Slide deck I recall from Dagstuhl 09141, and relevant to this thread: web.sec.uni-passau.de/members/martin/talks/081215_MSR.pdf

This deck is about "Language-base prevention of code injection vulnerabilities". It is not all relevant to quasis, but some of the goals and especially the conclusions are:

  • reliably [prevent] string-based code injection,
  • can be used for existing languages/frameworks/servers,
  • [allow] integration of the complete foreign syntax,
  • [preserve] (most of) the string-type conventions,
  • and is applicable for all foreign language types
  • Query, mark-up, general purpose, hybrid, …

There's no free lunch in defending against injection attacks.
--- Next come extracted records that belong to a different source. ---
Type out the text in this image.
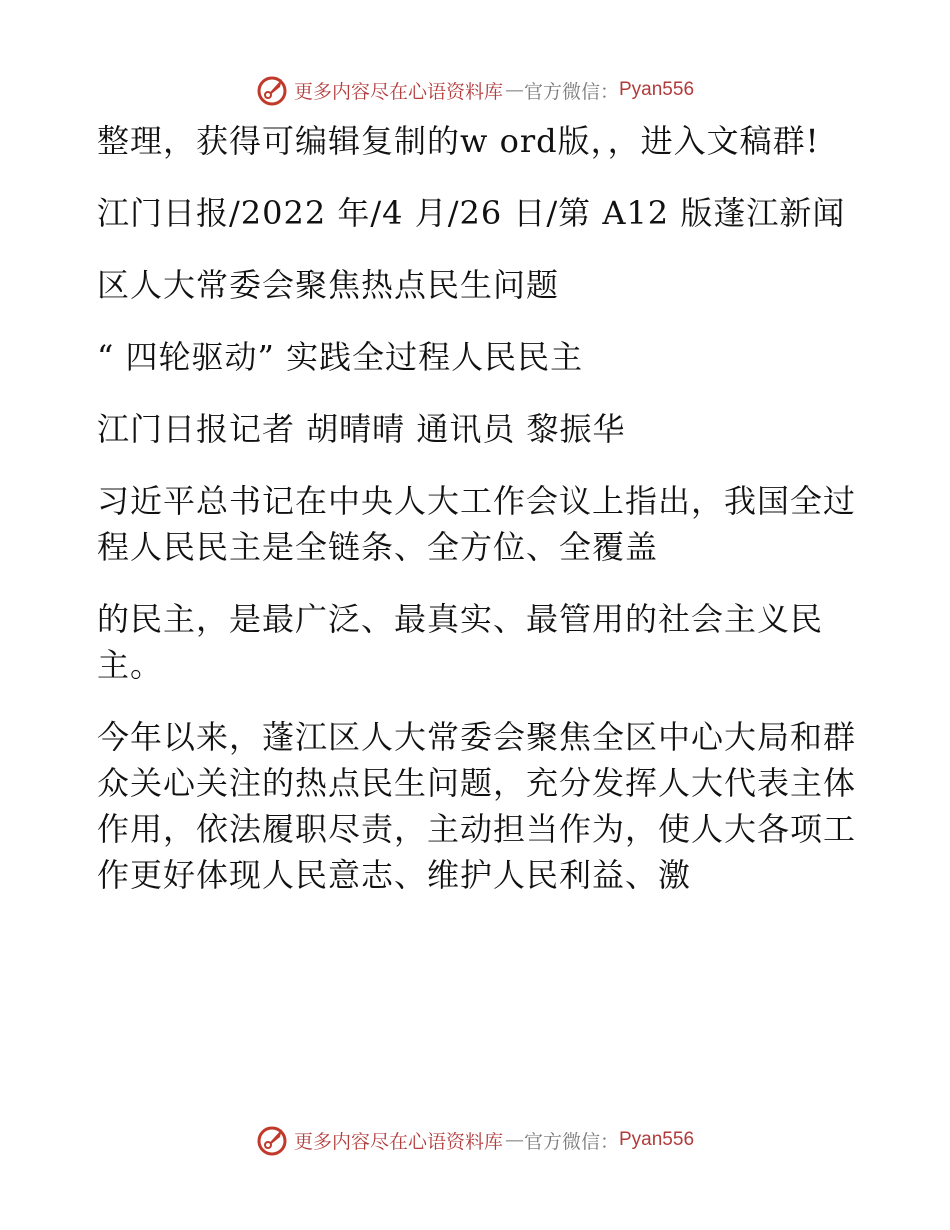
更多内容尽在心语资料库 — 官方微信： Pyan556

整理，获得可编辑复制的w ord版，，进入文稿群!

江门日报/2022 年/4 月/26 日/第 A12 版蓬江新闻

区人大常委会聚焦热点民生问题

“ 四轮驱动” 实践全过程人民民主

江门日报记者 胡晴晴 通讯员 黎振华

习近平总书记在中央人大工作会议上指出，我国全过程人民民主是全链条、全方位、全覆盖

的民主，是最广泛、最真实、最管用的社会主义民主。

今年以来，蓬江区人大常委会聚焦全区中心大局和群众关心关注的热点民生问题，充分发挥人大代表主体作用，依法履职尽责，主动担当作为，使人大各项工作更好体现人民意志、维护人民利益、激

更多内容尽在心语资料库 — 官方微信： Pyan556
As Martin notes, you can add cumbersome constructive APIs, but practically no one will use them. You can go hog-wild with language integration, e.g. LINQ, E4X; but these are very costly to standardize. You can support "pre-processing", but that is a build step.

Quasis are trying to be an in-language programmable "pre-processor", so no build step. Instead you need to prefix the ... with safesql where that identifier resolves (just like any identifier expression) to a function that takes the pre-processed raw and cooked literal portions, and the expressions to interpolate in between each literal portion.

Will programmers use quasis such as safesql and safehtml, where today they do not procure and use the library equivalents? Maybe, because the syntax is better due to in-order literal and expression portions, and the JS implementation does the raw/cooked string parsing and escaping.

It's hard to do more, in-language (again, LINQ, E4X -- just say no). Doing nothing leaves us as vulnerable as today. Unprefixed quasis could add likelihood of vulnerability (your concern).

This is not a topic with a clean, low-cost-lunch solution. Developers have to care, and take extra steps of some kind. On this basis, I think quasis are a net win, even excluding the multiline string benefit.

I don't agree that interpolation is riskier than concatenation, not without some evidence (perhaps there's been a study?).

Research tips welcome, I didn't look for other research than Martin's, with which I was already familiar. Cc'ing Mike Samuel in case he is behind on es-discuss, and Mark Miller.